While running can be physically exhausting and missing school for meets can be stressful, being a part of a team helps push Bourne to do his best.

“For running, a lot of your drive comes from you don’t want to let your team down. Not many people think of running as a team sport but it is, especially for cross country. You need those points to get your entire team to CIF, so if somebody slacks off you can’t do it. It’s really important. Even if I’m not having a good day I work hard because I don’t want to let the other guys down,” Bourne said.

Bourne has learned over the years how to best manage his time. He’s never had a problem with not getting enough sleep, and he rarely ever stresses over his workload.

“Make sure you figure out what your priorities are. I always like to get the stuff I have to do done before I do what I want to do…once you put your nose to it homework is easy to do, the longest homework has ever taken me is probably three hours,” Bourne said.

Gabriella Bellizzi, another very successful student-athlete, is on the varsity volleyball team at SJHHS. The hardest part of a busy high school life for her has been learning how to maintain her mental health through the stresses of academics and volleyball.

“I think being a student athlete along with societal pressures to be popular and the requirements to get into college these days, it’s really tough to stay mentally healthy because it’s a lot of stress you put on your body and mind,” Bellizzi said.

Sports for me ever since freshman year have been a really good way to take my mind out of the classroom

— Kyle Copley

While she is ecstatic to be committed to play volleyball at Berkeley, it took a lot of hard work and time to achieve both the academic and athletic merit to get there. According to her, balancing time is key to being successful.

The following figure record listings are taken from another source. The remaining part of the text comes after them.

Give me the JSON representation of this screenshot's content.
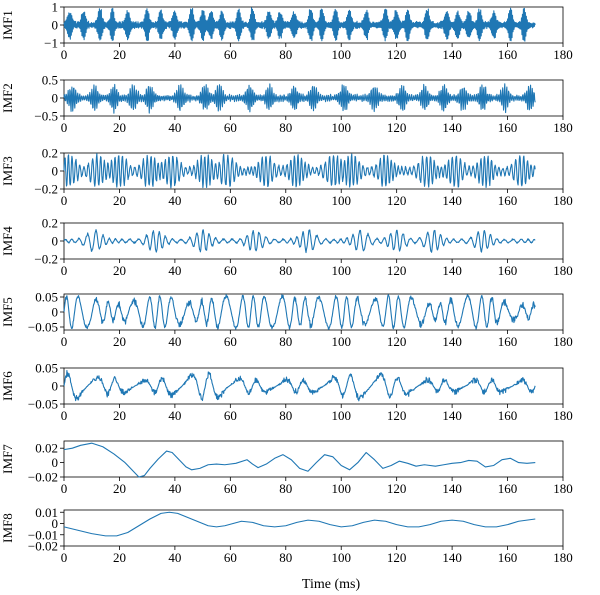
{
  "figure": {
    "xlabel": "Time (ms)"
  },
  "chart_data": {
    "type": "line",
    "x_range": [
      0,
      170
    ],
    "xlim": [
      0,
      180
    ],
    "x_ticks": [
      0,
      20,
      40,
      60,
      80,
      100,
      120,
      140,
      160,
      180
    ],
    "xlabel": "Time (ms)",
    "line_color": "#1f77b4",
    "panels": [
      {
        "name": "IMF1",
        "ylim": [
          -1,
          1
        ],
        "y_ticks": [
          {
            "v": 1,
            "label": "1"
          },
          {
            "v": 0,
            "label": "0"
          },
          {
            "v": -1,
            "label": "−1"
          }
        ],
        "pattern": {
          "kind": "burst",
          "period": 0.35,
          "burst_centers": [
            2,
            7,
            13,
            17.5,
            23,
            30,
            35,
            40,
            46,
            50,
            53,
            57,
            63,
            68,
            74,
            78,
            83,
            89,
            93,
            98,
            103,
            109,
            116,
            120,
            124,
            131,
            138,
            142,
            146,
            150,
            155,
            161,
            166
          ],
          "burst_width": 0.9,
          "burst_amp": 0.95,
          "noise_amp": 0.15
        }
      },
      {
        "name": "IMF2",
        "ylim": [
          -0.5,
          0.5
        ],
        "y_ticks": [
          {
            "v": 0.5,
            "label": "0.5"
          },
          {
            "v": 0,
            "label": "0"
          },
          {
            "v": -0.5,
            "label": "−0.5"
          }
        ],
        "pattern": {
          "kind": "burst",
          "period": 0.7,
          "burst_centers": [
            3,
            11,
            18,
            25,
            31,
            42,
            51,
            56,
            67,
            74,
            83,
            90,
            101,
            112,
            122,
            130,
            137,
            144,
            151,
            159,
            168
          ],
          "burst_width": 1.5,
          "burst_amp": 0.33,
          "noise_amp": 0.08
        }
      },
      {
        "name": "IMF3",
        "ylim": [
          -0.2,
          0.2
        ],
        "y_ticks": [
          {
            "v": 0.2,
            "label": "0.2"
          },
          {
            "v": 0,
            "label": "0"
          },
          {
            "v": -0.2,
            "label": "−0.2"
          }
        ],
        "pattern": {
          "kind": "burst",
          "period": 1.4,
          "burst_centers": [
            2,
            12,
            20,
            31,
            39,
            51,
            59,
            73,
            84,
            97,
            104,
            116,
            131,
            141,
            152,
            165
          ],
          "burst_width": 3.0,
          "burst_amp": 0.17,
          "noise_amp": 0.04
        }
      },
      {
        "name": "IMF4",
        "ylim": [
          -0.2,
          0.2
        ],
        "y_ticks": [
          {
            "v": 0.2,
            "label": "0.2"
          },
          {
            "v": 0,
            "label": "0"
          },
          {
            "v": -0.2,
            "label": "−0.2"
          }
        ],
        "pattern": {
          "kind": "burst",
          "period": 2.6,
          "burst_centers": [
            11,
            33,
            50,
            69,
            88,
            107,
            120,
            133,
            151
          ],
          "burst_width": 3.5,
          "burst_amp": 0.11,
          "noise_amp": 0.02
        }
      },
      {
        "name": "IMF5",
        "ylim": [
          -0.06,
          0.06
        ],
        "y_ticks": [
          {
            "v": 0.05,
            "label": "0.05"
          },
          {
            "v": 0,
            "label": "0"
          },
          {
            "v": -0.05,
            "label": "−0.05"
          }
        ],
        "pattern": {
          "kind": "burst",
          "period": 4.8,
          "burst_centers": [
            5,
            34,
            60,
            77,
            98,
            120,
            148
          ],
          "burst_width": 9,
          "burst_amp": 0.045,
          "noise_amp": 0.025
        }
      },
      {
        "name": "IMF6",
        "ylim": [
          -0.05,
          0.05
        ],
        "y_ticks": [
          {
            "v": 0.05,
            "label": "0.05"
          },
          {
            "v": 0,
            "label": "0"
          },
          {
            "v": -0.05,
            "label": "−0.05"
          }
        ],
        "pattern": {
          "kind": "burst",
          "period": 8.5,
          "burst_centers": [
            2,
            50,
            110
          ],
          "burst_width": 12,
          "burst_amp": 0.02,
          "noise_amp": 0.018
        }
      },
      {
        "name": "IMF7",
        "ylim": [
          -0.02,
          0.03
        ],
        "y_ticks": [
          {
            "v": 0.02,
            "label": "0.02"
          },
          {
            "v": 0,
            "label": "0"
          },
          {
            "v": -0.02,
            "label": "−0.02"
          }
        ],
        "points": [
          [
            0,
            0.018
          ],
          [
            3,
            0.02
          ],
          [
            6,
            0.024
          ],
          [
            10,
            0.027
          ],
          [
            14,
            0.022
          ],
          [
            18,
            0.012
          ],
          [
            22,
            0.0
          ],
          [
            25,
            -0.012
          ],
          [
            27,
            -0.02
          ],
          [
            29,
            -0.018
          ],
          [
            31,
            -0.008
          ],
          [
            34,
            0.005
          ],
          [
            37,
            0.016
          ],
          [
            39,
            0.014
          ],
          [
            41,
            0.006
          ],
          [
            44,
            -0.006
          ],
          [
            46,
            -0.01
          ],
          [
            49,
            -0.008
          ],
          [
            52,
            -0.003
          ],
          [
            55,
            -0.002
          ],
          [
            58,
            -0.003
          ],
          [
            62,
            -0.001
          ],
          [
            66,
            0.004
          ],
          [
            68,
            -0.002
          ],
          [
            70,
            -0.007
          ],
          [
            73,
            -0.002
          ],
          [
            76,
            0.006
          ],
          [
            79,
            0.011
          ],
          [
            82,
            0.004
          ],
          [
            85,
            -0.008
          ],
          [
            88,
            -0.012
          ],
          [
            91,
            0.0
          ],
          [
            94,
            0.011
          ],
          [
            97,
            0.008
          ],
          [
            100,
            -0.004
          ],
          [
            103,
            -0.01
          ],
          [
            106,
            0.0
          ],
          [
            109,
            0.014
          ],
          [
            112,
            0.004
          ],
          [
            115,
            -0.008
          ],
          [
            118,
            -0.004
          ],
          [
            121,
            0.002
          ],
          [
            124,
            -0.001
          ],
          [
            127,
            -0.005
          ],
          [
            130,
            -0.003
          ],
          [
            134,
            -0.005
          ],
          [
            137,
            -0.003
          ],
          [
            140,
            -0.001
          ],
          [
            143,
            0.0
          ],
          [
            146,
            0.003
          ],
          [
            149,
            0.002
          ],
          [
            152,
            -0.006
          ],
          [
            155,
            -0.004
          ],
          [
            158,
            0.004
          ],
          [
            161,
            0.006
          ],
          [
            164,
            0.0
          ],
          [
            167,
            -0.001
          ],
          [
            170,
            0.0
          ]
        ]
      },
      {
        "name": "IMF8",
        "ylim": [
          -0.02,
          0.012
        ],
        "y_ticks": [
          {
            "v": 0.01,
            "label": "0.01"
          },
          {
            "v": 0,
            "label": "0"
          },
          {
            "v": -0.01,
            "label": "−0.01"
          },
          {
            "v": -0.02,
            "label": "−0.02"
          }
        ],
        "points": [
          [
            0,
            -0.003
          ],
          [
            5,
            -0.006
          ],
          [
            10,
            -0.009
          ],
          [
            15,
            -0.011
          ],
          [
            19,
            -0.011
          ],
          [
            23,
            -0.008
          ],
          [
            27,
            -0.002
          ],
          [
            31,
            0.004
          ],
          [
            35,
            0.009
          ],
          [
            38,
            0.01
          ],
          [
            41,
            0.009
          ],
          [
            45,
            0.005
          ],
          [
            49,
            0.001
          ],
          [
            52,
            -0.002
          ],
          [
            55,
            -0.003
          ],
          [
            58,
            -0.002
          ],
          [
            61,
            0.0
          ],
          [
            64,
            0.002
          ],
          [
            68,
            0.001
          ],
          [
            72,
            -0.002
          ],
          [
            76,
            -0.003
          ],
          [
            80,
            -0.002
          ],
          [
            84,
            0.001
          ],
          [
            88,
            0.003
          ],
          [
            92,
            0.002
          ],
          [
            96,
            -0.001
          ],
          [
            100,
            -0.003
          ],
          [
            104,
            -0.002
          ],
          [
            108,
            0.001
          ],
          [
            112,
            0.003
          ],
          [
            116,
            0.002
          ],
          [
            120,
            -0.001
          ],
          [
            124,
            -0.003
          ],
          [
            128,
            -0.003
          ],
          [
            132,
            -0.001
          ],
          [
            136,
            0.002
          ],
          [
            140,
            0.003
          ],
          [
            144,
            0.002
          ],
          [
            148,
            -0.001
          ],
          [
            152,
            -0.003
          ],
          [
            156,
            -0.003
          ],
          [
            160,
            -0.001
          ],
          [
            164,
            0.002
          ],
          [
            170,
            0.004
          ]
        ]
      }
    ]
  }
}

“Don’t burn yourself out. Don’t do too much of anything, athletics or academics. Definitely balance them because my biggest regret would be burning myself out in both aspects because I did too much of both. It diminishes your passion for the game and academics and you have to re-teach yourself that love,” Bellizzi said.

Kyle Copley runs both cross country and track while playing tennis. Despite tennis and track having the same season, he is able to play both, largely due to the support of his coaches. They are very understanding and helpful for him balancing two sports along with a rigorous academic schedule.

“Sports for me ever since freshman year have been a really good way to take my mind out of the classroom. Especially for someone taking the classes I’ve taken, a lot of them are really stressful and overwhelming at times, but I have really found that sports are a great way to go out and be active with my friends and kind of take my brain away from the stress of the classes I’m taking,” Copley said.

Like anyone else, managing three sports, difficult classes, and other extracurriculars can take a toll on Copley.

“The hardest for me personally is that when I get home from practice everyday I’m really tired and it’s really hard for me to motivate myself to do my homework. Also, when doing so many sports it’s hard to keep your motivation up in all of them. It’s really hard to give 100% to multiple things at once, and I try to do that to the best of my abilities,” Copley said.

But hard work pays off in the end, and Copley recently committed to his dream school, Notre Dame. He is excited to join the class of 2022.

While balancing school and sports is difficult, it’s definitely do-able. It creates opportunities for students that they usually wouldn’t have and helps them make friends.

“It’s hard. It’s a lot of hard work. But I also don’t think it’s as difficult as people make it out to be. I think the idea itself feels so unattainable that people don’t really go for it. Once you start doing it it’s not as hard as it looks. You just have to put in the work and time,” Bourne said.